En mars 1898, les cercles sociaux-démocrates surgis dans diverses villes de Russie, font une première tentative pour s’unir. À Minsk, se tient le premier Congrès de leurs représentants, qui annonce la création d’un Parti ouvrier social-démocrate de Russie (POSDR). Neuf personnes participent au Congrès, aussitôt arrêtées par la police. Durant l’été de la même année, Gueorgui Plekhanov (1856-1918), l’un des fondateurs de la social-démocratie russe, qui a participé à la création de la Deuxième Internationale, évoque la situation du mouvement révolutionnaire en Russie et fait cette prédiction : « Le mouvement révolutionnaire ne peut triompher en Russie que comme mouvement révolutionnaire ouvrier. Nous n’avons d’autre issue et il ne peut y en avoir. » En juillet 1903, à Bruxelles, les sociaux-démocrates, réunis en Congrès – qu’ils qualifient de « deuxième » – décident pour de bon la création du POSDR. Lénine, présent, propose son « plan d’organisation » du parti sur le modèle de l’armée, avec un objectif clair : le renversement de l’autocratie. Il formule ce plan dans une brochure intitulée : Que faire ? Le futur chef du parti donne à cette question une réponse simple : faire la révolution.

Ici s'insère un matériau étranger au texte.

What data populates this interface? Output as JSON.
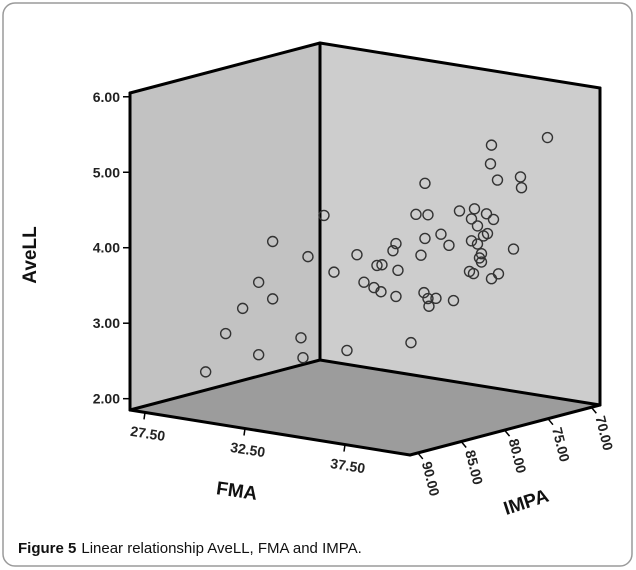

À cette époque, fonctionne déjà un Parti socialiste-révolutionnaire, issu de divers groupes et unions poursuivant la tradition de « La Volonté du Peuple ». Les socialistes-révolutionnaires (SR) misent sur la paysannerie dans laquelle ils voient la grande force de la révolution à venir. La solution qu’ils proposent pour la question paysanne est la suivante : la « socialisation de la terre ». Ils veulent anéantir complètement la propriété privée de la terre et mettre cette dernière à la disposition de toute la société. Pour les socialistes-révolutionnaires, l’instrument privilégié de l’action sur les masses est la terreur. L’assassinat du ministre de l’Instruction publique Bogoliepov par l’étudiant Piotr Karpovitch est toutefois un acte solitaire, une vengeance pour la loi autorisant à enrôler dans l’armée, comme simples soldats, les étudiants prenant part aux « désordres », ou à les renvoyer définitivement de l’Université. Un historien du mouvement révolutionnaire russe note que les troubles estudiantins des années 1899-1902, contre lesquels luttait Bogoliepov, ont fourni nombre de martyrs : il y eut en effet quantité d’étudiants exclus. Le résultat est que les anciens participants à ces troubles constituent bientôt le « corps des officiers de toutes les organisations révolutionnaires de la période de la révolution de 1905, tant socialistes-révolutionnaires que sociaux-démocrates »19.
Piotr Karpovitch est exécuté et la loi relative aux étudiants n’est pas abolie. La même année 1901, le Saint-Synode excommunie Léon Tolstoï, lançant l’anathème sur cet apôtre de la non-résistance.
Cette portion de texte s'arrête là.